У андроидов трещало иначе.
То, что виноваты именно андроиды, Глеб понял, прочитав отчет. Оказывается, тетушке его предоставили в числе прочих бумаг, но та по каким-то своим соображениям всю стопку припрятала. И наверное, права была, потому что Глебу следовало дозреть до понимания.
Он зрел помидором на подоконнике, и когда тетка попала в больничку, да там и преставилась - Глеб был готов. Отчет он перечитывал трижды, подозрительно перетряхивая канцелярские фразы, но подвоха не усмотрел. Он и раньше подозревал, что дроиды вовсе не так безобидны. И подтверждение данного факта предопределило дальнейший путь Глеба.
Форум. Разговор. Приглашение. Городской стадион и трибуна, с которой говорил человек. Нормально говорил, понятно, безо всяких там выпендрежей юридических. И Глеб четко осознал: вот слова, в которых нет ничего, кроме правды.
И когда его позвали снова, он пришел, чтобы остаться. "Черные сотни" стали новой семьей, а напарник - братом.
Глеб помнил самостоятельный выход и дрожь в коленях. В руках была бита. Дроида не гнали. Пристроились в хвост на проспекте и шли следом. Он оглядывался, оглядывался, а потом сорвался и побежал, нырнув в переулок. И напоролся на живую стену. Глебов напарник поставил андроиду подножку и добил пинком. А мастер ячейки, проверив регистрационную карту, сказал:
- Бей.
Глеб еще подумал, что не сможет и на замахе зажмурился.

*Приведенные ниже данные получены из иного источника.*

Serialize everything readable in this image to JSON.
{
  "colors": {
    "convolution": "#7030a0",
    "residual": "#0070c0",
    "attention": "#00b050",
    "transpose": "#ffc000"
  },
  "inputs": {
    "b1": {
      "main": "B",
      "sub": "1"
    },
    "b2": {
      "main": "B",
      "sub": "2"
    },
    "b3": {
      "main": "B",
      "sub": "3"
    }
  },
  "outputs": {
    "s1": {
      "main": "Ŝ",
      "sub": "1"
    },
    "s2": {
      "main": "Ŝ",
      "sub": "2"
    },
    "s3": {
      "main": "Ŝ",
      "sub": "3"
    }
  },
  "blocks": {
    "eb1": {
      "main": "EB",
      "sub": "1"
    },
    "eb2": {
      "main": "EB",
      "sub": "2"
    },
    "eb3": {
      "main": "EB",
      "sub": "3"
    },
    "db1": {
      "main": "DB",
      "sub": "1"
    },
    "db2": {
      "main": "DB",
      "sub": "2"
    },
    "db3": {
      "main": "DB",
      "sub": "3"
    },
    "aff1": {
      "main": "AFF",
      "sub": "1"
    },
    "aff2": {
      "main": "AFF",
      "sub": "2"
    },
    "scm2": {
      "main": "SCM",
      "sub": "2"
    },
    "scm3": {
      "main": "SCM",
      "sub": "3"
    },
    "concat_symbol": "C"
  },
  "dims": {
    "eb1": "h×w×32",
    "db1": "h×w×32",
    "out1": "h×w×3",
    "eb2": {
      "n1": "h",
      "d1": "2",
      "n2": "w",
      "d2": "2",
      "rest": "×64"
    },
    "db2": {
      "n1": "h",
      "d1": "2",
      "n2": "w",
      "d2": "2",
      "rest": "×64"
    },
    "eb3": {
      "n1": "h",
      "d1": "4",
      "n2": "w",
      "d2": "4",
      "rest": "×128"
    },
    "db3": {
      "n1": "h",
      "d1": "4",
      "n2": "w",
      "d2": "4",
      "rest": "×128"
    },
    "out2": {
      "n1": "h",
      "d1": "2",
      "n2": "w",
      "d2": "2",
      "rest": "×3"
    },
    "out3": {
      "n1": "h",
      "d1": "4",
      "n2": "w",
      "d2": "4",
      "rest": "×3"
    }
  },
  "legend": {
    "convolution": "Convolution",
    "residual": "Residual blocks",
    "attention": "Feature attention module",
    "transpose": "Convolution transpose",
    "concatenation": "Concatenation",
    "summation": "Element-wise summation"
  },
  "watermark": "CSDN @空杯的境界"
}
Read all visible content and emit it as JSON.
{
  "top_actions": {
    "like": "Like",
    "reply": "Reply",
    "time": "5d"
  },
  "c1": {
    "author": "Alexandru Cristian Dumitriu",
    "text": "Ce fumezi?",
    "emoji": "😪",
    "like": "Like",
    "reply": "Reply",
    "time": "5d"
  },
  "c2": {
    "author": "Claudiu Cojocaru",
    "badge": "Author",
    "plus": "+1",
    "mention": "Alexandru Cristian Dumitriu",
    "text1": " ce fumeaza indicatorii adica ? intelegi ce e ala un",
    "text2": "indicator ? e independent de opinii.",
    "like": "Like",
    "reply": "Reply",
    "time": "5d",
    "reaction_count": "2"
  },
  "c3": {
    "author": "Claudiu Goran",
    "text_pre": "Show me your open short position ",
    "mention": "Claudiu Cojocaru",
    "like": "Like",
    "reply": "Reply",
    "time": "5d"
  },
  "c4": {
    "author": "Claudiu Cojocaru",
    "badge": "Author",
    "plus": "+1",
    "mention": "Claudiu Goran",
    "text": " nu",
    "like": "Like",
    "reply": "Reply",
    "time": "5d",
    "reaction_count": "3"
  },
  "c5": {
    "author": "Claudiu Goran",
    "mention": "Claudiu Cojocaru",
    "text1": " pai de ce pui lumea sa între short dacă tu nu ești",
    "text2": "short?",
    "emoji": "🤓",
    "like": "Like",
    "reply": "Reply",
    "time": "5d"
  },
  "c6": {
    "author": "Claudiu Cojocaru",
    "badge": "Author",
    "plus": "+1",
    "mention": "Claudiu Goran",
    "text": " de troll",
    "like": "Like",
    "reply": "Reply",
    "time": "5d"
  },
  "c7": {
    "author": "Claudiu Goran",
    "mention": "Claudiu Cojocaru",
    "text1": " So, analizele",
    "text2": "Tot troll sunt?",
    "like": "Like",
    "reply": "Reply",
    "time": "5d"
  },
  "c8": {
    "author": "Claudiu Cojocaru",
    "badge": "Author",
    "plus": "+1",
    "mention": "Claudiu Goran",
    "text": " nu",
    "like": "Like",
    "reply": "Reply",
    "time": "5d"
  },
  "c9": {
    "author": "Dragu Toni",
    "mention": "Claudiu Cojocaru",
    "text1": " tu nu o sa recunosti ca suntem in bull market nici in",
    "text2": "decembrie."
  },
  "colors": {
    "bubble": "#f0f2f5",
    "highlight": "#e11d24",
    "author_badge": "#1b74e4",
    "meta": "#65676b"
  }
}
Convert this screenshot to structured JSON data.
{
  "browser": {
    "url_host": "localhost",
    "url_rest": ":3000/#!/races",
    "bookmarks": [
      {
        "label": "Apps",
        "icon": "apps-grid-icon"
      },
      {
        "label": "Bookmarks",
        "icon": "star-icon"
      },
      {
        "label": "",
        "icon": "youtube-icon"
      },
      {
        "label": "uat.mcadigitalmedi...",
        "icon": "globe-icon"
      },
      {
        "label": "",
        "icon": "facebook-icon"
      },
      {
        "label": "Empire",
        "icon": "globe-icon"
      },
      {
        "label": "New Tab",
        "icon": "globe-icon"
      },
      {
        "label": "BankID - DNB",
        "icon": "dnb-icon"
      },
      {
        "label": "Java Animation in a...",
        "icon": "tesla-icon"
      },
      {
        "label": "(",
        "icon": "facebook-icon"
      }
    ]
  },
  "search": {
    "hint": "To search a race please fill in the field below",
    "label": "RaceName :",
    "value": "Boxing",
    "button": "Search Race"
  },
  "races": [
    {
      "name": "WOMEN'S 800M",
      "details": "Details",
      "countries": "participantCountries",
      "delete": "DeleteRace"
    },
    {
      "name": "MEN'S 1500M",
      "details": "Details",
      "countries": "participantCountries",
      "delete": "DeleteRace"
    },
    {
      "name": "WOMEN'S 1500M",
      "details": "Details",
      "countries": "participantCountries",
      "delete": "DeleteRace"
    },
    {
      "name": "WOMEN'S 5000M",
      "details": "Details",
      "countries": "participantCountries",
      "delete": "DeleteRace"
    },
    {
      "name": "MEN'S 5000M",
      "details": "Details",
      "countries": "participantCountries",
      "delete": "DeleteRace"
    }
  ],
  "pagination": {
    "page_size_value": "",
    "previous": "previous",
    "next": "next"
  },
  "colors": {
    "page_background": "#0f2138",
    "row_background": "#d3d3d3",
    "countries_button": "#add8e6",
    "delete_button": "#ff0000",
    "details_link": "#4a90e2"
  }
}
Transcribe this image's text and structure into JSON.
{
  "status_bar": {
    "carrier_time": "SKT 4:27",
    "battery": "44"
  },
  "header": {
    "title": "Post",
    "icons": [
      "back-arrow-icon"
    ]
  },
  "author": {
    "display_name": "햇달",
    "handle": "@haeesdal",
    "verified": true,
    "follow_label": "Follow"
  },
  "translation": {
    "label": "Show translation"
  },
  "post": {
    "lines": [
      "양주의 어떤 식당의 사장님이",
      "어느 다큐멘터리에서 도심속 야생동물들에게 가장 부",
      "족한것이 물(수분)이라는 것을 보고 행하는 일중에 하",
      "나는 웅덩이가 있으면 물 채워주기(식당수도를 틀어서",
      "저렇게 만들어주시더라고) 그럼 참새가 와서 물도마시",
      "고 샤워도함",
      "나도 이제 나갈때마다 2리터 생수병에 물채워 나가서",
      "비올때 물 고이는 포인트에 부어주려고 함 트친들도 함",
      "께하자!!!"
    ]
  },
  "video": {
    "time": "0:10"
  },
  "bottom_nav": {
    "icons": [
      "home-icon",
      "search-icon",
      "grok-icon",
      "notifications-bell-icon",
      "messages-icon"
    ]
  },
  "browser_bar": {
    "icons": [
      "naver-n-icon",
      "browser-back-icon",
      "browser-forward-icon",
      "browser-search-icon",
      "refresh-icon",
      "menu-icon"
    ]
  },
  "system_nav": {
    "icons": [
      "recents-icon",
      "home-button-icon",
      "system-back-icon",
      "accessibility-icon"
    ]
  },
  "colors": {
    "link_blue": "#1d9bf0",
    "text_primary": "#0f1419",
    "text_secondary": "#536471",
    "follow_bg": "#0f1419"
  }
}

Бита проломила череп, и в лицо брызнуло чем-то мокрым. Группа заулюлюкала, напарник же, выбив биту, крикнул в ухо:
- Бежим!
Сзади доносился усталый вой ментовских сирен. И уже сидя в подвале, отмывшись добела, Глеб пытался понять, что чувствует.
Ничего.
- Ну, за боевое крещение! Ты, по ходу, свой человек. Нежный только больно. Ничего, пройдет. Главное, помни, что вместе мы - сила! - напарник протянул стакан.
- Вместе мы - люди, - отозвался Глеб.
Слабость усиливалась. Глеб только и сумел, что забраться на чердак, по пути закрывая за собой двери. Узенькое оконце было забрано решеткой, а крыша выглядела целой. В углу нашелся остов старой кровати и кипа матов, видимо, перекочевавших из спортзала. Обшивка во многих местах зияла ранами, и желтоватое ватное нутро вылезало наружу. Но все лучше, чем на полу. Глеб обложил матами кровать, соорудив некое подобие хижины, и забрался внутрь. Качало. Руку дергало немилосердно. И перед глазами красные мушки заплясали.
Нужно отдохнуть. Просто отдохнуть. И поесть.
Еда проваливалась точно в пустоту. Глеб глотал, не ощущая вкуса. Запахи тоже куда-то пропали. И звуки заменились шипением. Не башка - старый телевизор.